Egypt opens border crossing with Gaza for four days

Rafah crossing opened to allow Palestinians to travel in both directions for the first time in two months.

    The Rafah crossing has been opened for a total of just 15 days this year [EPA]
    The Rafah crossing has been opened for a total of just 15 days this year [EPA]

    Egyptian authorities have opened the Rafah crossing with the besieged Gaza Strip, allowing Palestinians to travel in both directions for the first time in two months.

    The border crossing, Gaza's only gateway to the outside world with no Israeli control, opened on Monday for four days.

    Palestinian border official Khaled al-Shaer said about 20,000 people have applied to use the crossing.

    Gazans seeking medical care and students are among those expected to cross.

    Last week, the Gaza-based interior ministry called on Egypt "to assess the difficult humanitarian conditions in Gaza and open the Rafah crossing urgently to save what can be saved".

    The crossing has been opened for a total of just 15 days this year.

    Israel has imposed a blockade on Gaza - which residents refer to as an "open-air prison" - since 2007.

    The border crossing has largely been shut since President Mohamed Morsi was toppled by the Egyptian army in 2013.

    Cairo has accused Hamas, which runs the Gaza Strip and is close to Morsi's Muslim Brotherhood, of helping armed groups in Egypt's Sinai desert, which borders Gaza, attack its security forces. Hamas denies this.

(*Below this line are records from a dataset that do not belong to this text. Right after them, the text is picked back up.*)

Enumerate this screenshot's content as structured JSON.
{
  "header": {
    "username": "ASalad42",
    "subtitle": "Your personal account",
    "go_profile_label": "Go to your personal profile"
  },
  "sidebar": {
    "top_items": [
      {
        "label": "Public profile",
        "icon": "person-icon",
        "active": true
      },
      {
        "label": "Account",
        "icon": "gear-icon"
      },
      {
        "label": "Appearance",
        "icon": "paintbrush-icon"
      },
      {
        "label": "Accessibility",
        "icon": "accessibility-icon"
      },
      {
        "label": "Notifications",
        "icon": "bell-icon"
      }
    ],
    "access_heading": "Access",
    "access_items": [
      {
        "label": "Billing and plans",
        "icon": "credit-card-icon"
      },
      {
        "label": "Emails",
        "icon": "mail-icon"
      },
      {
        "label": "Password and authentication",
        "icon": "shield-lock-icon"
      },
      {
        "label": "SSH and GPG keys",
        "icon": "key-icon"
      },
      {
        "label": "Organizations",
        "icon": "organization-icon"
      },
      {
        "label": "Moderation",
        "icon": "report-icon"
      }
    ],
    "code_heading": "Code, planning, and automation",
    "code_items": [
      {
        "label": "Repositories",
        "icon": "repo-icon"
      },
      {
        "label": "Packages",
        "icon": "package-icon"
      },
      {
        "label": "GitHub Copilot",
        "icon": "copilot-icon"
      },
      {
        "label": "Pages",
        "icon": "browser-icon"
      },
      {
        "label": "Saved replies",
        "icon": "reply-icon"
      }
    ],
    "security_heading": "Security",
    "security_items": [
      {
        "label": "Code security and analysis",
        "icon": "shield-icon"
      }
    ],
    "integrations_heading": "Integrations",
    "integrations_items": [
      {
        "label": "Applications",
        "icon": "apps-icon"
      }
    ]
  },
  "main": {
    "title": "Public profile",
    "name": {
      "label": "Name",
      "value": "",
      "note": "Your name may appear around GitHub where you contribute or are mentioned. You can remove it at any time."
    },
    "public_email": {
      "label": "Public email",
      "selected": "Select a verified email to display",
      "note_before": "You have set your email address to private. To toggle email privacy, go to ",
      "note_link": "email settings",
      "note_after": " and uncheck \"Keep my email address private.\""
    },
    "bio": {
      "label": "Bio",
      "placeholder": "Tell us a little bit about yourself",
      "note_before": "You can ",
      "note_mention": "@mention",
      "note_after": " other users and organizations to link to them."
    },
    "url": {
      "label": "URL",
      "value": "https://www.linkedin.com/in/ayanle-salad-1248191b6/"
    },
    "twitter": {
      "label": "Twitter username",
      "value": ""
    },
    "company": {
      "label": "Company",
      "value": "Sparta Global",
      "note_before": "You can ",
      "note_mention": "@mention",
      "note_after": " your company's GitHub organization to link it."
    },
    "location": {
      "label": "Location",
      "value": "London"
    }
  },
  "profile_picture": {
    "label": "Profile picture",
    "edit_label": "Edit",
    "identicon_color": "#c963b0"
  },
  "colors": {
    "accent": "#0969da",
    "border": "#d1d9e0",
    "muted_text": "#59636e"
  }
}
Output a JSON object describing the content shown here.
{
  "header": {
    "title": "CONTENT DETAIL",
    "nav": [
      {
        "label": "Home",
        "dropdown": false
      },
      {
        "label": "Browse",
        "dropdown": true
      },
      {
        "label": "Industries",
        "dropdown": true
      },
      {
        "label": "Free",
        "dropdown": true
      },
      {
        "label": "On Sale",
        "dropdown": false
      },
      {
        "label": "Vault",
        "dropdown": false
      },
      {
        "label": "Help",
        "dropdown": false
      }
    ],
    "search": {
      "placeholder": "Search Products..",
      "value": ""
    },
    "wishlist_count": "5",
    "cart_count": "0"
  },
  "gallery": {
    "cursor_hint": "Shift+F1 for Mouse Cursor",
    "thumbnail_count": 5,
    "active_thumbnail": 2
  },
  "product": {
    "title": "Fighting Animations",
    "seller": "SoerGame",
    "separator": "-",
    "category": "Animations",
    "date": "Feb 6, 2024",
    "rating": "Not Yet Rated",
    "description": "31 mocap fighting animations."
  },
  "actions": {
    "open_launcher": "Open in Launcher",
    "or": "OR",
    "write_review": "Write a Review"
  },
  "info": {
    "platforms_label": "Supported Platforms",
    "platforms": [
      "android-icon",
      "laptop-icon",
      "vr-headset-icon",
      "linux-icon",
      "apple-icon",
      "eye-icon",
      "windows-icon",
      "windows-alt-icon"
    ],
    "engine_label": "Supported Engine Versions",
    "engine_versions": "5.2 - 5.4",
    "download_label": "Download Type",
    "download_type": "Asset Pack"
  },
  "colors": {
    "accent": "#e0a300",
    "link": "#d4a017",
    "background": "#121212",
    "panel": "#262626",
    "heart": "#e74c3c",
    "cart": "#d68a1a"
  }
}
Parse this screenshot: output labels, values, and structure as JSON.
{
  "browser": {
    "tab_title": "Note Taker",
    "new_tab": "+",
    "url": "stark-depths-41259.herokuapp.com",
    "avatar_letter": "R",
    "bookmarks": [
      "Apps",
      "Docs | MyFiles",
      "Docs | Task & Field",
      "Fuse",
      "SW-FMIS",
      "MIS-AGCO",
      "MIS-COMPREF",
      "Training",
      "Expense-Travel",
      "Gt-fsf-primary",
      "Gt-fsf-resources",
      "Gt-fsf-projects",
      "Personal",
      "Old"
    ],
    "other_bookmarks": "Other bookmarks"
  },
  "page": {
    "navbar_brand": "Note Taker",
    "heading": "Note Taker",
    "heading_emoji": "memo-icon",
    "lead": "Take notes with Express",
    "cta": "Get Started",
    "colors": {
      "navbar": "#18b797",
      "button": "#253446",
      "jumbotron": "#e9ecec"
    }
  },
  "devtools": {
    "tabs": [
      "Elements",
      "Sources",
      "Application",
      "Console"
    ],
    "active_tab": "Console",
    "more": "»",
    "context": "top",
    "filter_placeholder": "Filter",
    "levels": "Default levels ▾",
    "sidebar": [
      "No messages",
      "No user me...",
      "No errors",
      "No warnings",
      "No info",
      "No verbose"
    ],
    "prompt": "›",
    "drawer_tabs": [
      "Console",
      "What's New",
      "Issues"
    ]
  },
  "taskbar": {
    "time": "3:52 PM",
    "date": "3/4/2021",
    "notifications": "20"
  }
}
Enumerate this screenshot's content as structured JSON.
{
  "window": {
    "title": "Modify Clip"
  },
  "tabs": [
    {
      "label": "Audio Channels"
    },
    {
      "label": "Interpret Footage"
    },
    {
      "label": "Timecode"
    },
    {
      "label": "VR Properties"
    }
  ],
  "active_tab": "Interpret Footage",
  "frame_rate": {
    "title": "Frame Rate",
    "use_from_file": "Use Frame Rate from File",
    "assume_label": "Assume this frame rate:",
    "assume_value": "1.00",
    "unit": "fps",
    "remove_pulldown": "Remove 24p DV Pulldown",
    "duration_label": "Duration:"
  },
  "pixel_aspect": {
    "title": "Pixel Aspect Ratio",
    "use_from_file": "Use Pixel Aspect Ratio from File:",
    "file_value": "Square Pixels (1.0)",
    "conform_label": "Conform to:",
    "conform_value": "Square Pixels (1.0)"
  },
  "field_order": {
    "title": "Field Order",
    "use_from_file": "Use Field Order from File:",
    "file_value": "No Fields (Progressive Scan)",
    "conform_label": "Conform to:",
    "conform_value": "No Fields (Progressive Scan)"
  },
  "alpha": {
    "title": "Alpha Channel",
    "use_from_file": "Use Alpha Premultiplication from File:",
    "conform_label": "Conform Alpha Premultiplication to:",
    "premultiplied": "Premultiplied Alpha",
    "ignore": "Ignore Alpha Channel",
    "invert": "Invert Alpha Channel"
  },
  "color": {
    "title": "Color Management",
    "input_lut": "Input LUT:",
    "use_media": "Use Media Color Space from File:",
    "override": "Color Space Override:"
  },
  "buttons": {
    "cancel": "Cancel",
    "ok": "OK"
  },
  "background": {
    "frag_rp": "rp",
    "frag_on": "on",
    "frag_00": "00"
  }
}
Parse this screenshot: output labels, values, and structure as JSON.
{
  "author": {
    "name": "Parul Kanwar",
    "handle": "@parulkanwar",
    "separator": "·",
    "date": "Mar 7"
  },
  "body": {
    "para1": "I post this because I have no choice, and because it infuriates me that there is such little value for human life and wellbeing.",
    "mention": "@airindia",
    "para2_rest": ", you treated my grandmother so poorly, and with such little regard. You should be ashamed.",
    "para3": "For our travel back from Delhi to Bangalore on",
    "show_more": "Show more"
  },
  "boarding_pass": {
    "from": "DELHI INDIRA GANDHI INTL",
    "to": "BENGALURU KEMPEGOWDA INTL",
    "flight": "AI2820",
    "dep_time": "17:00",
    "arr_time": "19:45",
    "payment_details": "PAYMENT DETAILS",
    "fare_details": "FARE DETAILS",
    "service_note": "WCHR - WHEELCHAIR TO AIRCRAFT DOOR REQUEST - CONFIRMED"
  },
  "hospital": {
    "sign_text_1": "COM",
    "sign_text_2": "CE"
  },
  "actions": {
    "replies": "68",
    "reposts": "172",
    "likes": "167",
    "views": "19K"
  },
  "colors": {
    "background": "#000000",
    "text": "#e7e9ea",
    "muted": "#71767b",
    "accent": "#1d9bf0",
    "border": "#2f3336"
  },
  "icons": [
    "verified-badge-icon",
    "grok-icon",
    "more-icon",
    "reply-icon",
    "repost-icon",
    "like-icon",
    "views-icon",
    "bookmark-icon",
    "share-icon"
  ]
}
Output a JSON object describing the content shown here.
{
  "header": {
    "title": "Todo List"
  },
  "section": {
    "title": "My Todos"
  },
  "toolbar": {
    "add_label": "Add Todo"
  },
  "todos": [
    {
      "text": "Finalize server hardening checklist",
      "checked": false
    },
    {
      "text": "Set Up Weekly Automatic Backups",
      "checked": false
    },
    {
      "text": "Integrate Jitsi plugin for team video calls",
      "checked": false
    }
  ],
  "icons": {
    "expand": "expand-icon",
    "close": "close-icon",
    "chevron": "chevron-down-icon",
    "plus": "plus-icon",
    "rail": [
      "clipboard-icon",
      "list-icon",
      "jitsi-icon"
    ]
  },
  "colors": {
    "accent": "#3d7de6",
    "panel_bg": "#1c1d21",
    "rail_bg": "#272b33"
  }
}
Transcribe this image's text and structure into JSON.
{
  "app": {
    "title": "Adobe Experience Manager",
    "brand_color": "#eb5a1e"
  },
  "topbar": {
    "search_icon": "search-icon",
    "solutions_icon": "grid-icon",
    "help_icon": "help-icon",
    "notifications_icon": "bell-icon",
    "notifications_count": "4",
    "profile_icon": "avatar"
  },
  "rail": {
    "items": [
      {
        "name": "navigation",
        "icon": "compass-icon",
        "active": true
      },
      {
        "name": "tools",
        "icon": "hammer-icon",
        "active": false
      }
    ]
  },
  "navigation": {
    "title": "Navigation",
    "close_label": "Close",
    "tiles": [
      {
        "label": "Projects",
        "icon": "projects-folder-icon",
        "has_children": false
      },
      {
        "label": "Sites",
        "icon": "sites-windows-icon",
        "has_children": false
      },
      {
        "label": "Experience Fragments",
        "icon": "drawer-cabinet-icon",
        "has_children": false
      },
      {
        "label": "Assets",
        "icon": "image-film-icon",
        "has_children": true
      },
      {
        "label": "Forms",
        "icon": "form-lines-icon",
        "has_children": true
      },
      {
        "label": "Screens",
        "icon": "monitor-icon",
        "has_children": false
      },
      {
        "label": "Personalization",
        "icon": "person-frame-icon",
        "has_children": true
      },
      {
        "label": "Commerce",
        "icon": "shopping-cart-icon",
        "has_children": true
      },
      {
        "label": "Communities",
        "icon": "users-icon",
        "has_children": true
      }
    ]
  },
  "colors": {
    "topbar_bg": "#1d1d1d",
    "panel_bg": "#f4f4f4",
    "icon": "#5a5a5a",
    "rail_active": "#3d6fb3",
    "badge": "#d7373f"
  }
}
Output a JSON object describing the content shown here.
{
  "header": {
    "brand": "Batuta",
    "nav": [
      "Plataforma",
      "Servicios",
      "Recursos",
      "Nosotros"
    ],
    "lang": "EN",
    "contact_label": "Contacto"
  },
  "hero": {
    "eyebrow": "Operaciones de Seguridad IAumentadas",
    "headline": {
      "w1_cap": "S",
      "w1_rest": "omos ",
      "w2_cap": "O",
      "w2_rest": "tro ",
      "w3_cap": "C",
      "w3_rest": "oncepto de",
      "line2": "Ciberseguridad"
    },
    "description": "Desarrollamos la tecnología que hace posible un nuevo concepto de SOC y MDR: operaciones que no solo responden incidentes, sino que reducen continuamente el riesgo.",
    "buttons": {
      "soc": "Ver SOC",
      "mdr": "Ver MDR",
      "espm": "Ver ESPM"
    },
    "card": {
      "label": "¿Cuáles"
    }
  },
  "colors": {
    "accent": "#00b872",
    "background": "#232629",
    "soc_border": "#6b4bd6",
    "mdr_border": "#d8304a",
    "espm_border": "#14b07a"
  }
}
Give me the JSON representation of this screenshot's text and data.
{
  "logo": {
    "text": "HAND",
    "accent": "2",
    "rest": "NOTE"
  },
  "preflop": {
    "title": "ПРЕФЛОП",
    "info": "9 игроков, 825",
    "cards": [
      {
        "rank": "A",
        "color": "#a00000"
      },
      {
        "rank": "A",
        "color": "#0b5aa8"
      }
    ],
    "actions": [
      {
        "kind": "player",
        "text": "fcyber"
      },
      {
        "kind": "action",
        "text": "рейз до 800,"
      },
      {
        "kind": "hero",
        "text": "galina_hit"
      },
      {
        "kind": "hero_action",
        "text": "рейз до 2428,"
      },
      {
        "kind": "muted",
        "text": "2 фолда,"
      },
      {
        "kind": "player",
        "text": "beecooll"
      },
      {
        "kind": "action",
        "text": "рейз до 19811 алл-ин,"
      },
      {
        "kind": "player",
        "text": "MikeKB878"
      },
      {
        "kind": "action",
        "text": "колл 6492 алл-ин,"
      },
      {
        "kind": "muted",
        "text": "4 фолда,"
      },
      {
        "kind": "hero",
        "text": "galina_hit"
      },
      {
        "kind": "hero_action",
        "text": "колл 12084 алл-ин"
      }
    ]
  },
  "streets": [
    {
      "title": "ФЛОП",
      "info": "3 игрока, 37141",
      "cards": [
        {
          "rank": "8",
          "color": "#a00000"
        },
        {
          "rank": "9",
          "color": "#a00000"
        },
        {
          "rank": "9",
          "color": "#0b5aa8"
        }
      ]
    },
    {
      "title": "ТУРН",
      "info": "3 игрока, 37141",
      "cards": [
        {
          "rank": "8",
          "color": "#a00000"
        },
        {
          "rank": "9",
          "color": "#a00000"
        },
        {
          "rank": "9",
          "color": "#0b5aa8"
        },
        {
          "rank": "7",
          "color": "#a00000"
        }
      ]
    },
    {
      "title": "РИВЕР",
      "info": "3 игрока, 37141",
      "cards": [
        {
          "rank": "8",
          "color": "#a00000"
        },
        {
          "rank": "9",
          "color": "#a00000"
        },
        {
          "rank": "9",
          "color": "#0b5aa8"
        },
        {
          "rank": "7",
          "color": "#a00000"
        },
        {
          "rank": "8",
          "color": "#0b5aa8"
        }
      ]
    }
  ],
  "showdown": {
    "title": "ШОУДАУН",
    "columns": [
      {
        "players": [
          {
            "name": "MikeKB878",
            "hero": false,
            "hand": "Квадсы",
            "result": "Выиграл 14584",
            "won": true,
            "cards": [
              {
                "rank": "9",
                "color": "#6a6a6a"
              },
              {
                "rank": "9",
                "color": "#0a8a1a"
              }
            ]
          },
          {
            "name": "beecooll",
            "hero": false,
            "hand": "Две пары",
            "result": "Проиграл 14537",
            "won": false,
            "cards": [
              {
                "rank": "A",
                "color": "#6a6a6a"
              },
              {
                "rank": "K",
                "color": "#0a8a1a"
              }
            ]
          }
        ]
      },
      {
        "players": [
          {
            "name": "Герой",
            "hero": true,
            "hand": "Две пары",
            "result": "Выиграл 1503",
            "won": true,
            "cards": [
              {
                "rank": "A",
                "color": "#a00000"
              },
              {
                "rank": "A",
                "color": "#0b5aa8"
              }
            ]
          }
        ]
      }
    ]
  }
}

    In June, Egyptian authorities opened the crossing for four days to allow Palestinians to travel in and out of the territory for the first time in three months.

    According Shaer, the Gaza-based government was informed by Egypt that the border crossing will be also opened on September 7 and 8 to allow Palestinians planning to perform Hajj to travel to Saudi Arabia.

    Shaer told Turkey's Anadolu news agency that Palestinians stuck in Egypt will also be allowed to return to Gaza on those days.